John drives to work each morning and the trip takes an average of = 38 minutes. The distribution of driving times is approximately normal with a standard deviation of = 5 minutes. For a randomly selected morning, what is the probability that John's drive to work will take between 36 and 40 minutes?
Use z-scores.
Find two z-scores using this formula:
z = (x - mean)/sd
Mean = 38
Sd = 5
Use 36 for x to determine first z-score.
Use 40 for x to determine second z-score.
Once you have both z-scores, check a z-table for the probability between the two scores.
I hope this will help get you started.
To find the probability that John's drive to work will take between 36 and 40 minutes, we need to first calculate the z-scores for these two values. The z-score measures the number of standard deviations a particular value is away from the mean.
The formula for calculating the z-score is:
z = (x - μ) / σ
Where:
x = The value we want to find the probability for (in this case, 36 and 40)
μ = The mean (average) of the distribution (in this case, 38)
σ = The standard deviation of the distribution (in this case, 5)
For 36 minutes:
z = (36 - 38) / 5 = -0.4
For 40 minutes:
z = (40 - 38) / 5 = 0.4
Now that we have calculated the z-scores, we can use a standard normal distribution table or a calculator to find the corresponding probabilities.
Using a standard normal distribution table, you can look up the probabilities for the z-scores -0.4 and 0.4 separately. The table will give you the area under the standard normal curve for those z-scores.
Alternatively, you can use a calculator or statistical software to find the probabilities directly. For example, using a calculator, you can use the "normalcdf" function to find the probability between the two z-scores -0.4 and 0.4.
P(-0.4 < z < 0.4) ≈ 0.3446
Therefore, the probability that John's drive to work will take between 36 and 40 minutes is approximately 0.3446, or 34.46%.
To find the probability that John's drive to work will take between 36 and 40 minutes, we need to calculate the z-scores for these two values and then find the corresponding probabilities from the standard normal distribution.

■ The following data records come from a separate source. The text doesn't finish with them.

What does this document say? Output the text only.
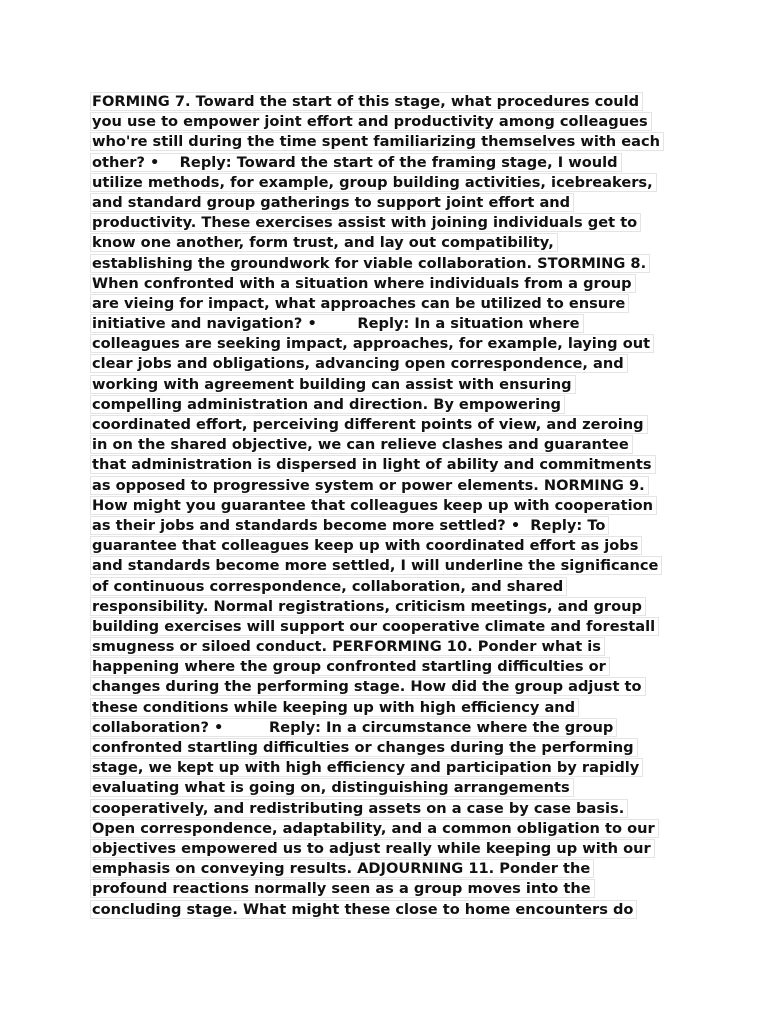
FORMING 7. Toward the start of this stage, what procedures could
you use to empower joint effort and productivity among colleagues
who're still during the time spent familiarizing themselves with each
other? •    Reply: Toward the start of the framing stage, I would
utilize methods, for example, group building activities, icebreakers,
and standard group gatherings to support joint effort and
productivity. These exercises assist with joining individuals get to
know one another, form trust, and lay out compatibility,
establishing the groundwork for viable collaboration. STORMING 8.
When confronted with a situation where individuals from a group
are vieing for impact, what approaches can be utilized to ensure
initiative and navigation? •        Reply: In a situation where
colleagues are seeking impact, approaches, for example, laying out
clear jobs and obligations, advancing open correspondence, and
working with agreement building can assist with ensuring
compelling administration and direction. By empowering
coordinated effort, perceiving different points of view, and zeroing
in on the shared objective, we can relieve clashes and guarantee
that administration is dispersed in light of ability and commitments
as opposed to progressive system or power elements. NORMING 9.
How might you guarantee that colleagues keep up with cooperation
as their jobs and standards become more settled? •  Reply: To
guarantee that colleagues keep up with coordinated effort as jobs
and standards become more settled, I will underline the significance
of continuous correspondence, collaboration, and shared
responsibility. Normal registrations, criticism meetings, and group
building exercises will support our cooperative climate and forestall
smugness or siloed conduct. PERFORMING 10. Ponder what is
happening where the group confronted startling difficulties or
changes during the performing stage. How did the group adjust to
these conditions while keeping up with high efficiency and
collaboration? •         Reply: In a circumstance where the group
confronted startling difficulties or changes during the performing
stage, we kept up with high efficiency and participation by rapidly
evaluating what is going on, distinguishing arrangements
cooperatively, and redistributing assets on a case by case basis.
Open correspondence, adaptability, and a common obligation to our
objectives empowered us to adjust really while keeping up with our
emphasis on conveying results. ADJOURNING 11. Ponder the
profound reactions normally seen as a group moves into the
concluding stage. What might these close to home encounters do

Step 1: Calculate the z-score for 36 minutes.
The formula for calculating the z-score is:
z = (x - μ) / σ
where:
x = observed value
μ = mean
σ = standard deviation
Using the provided information:
x = 36 minutes
μ = 38 minutes
σ = 5 minutes
Plugging these values into the formula:
z1 = (36 - 38) / 5 = -0.4
Step 2: Calculate the z-score for 40 minutes.
Using the same formula:
x = 40 minutes
Plugging in the values:
z2 = (40 - 38) / 5 = 0.4
Step 3: Find the probabilities corresponding to these z-scores.
To find the probabilities corresponding to these z-scores, we can refer to a standard normal distribution table or use a calculator.
From the table or calculator, we find that the probability corresponding to a z-score of -0.4 is approximately 0.3446, and the probability corresponding to a z-score of 0.4 is also approximately 0.3446.
Step 4: Calculate the probability between 36 and 40 minutes.
Since we are looking for the probability between 36 and 40 minutes, we need to find the difference between the probabilities corresponding to the z-scores of 36 and 40 minutes.
P(36 ≤ x ≤ 40) = P(z1 ≤ z ≤ z2)
= P(z ≤ 0.4) - P(z ≤ -0.4)
= 0.3446 - 0.3446
= 0
Therefore, the probability that John's drive to work will take between 36 and 40 minutes is approximately 0 (or 0%).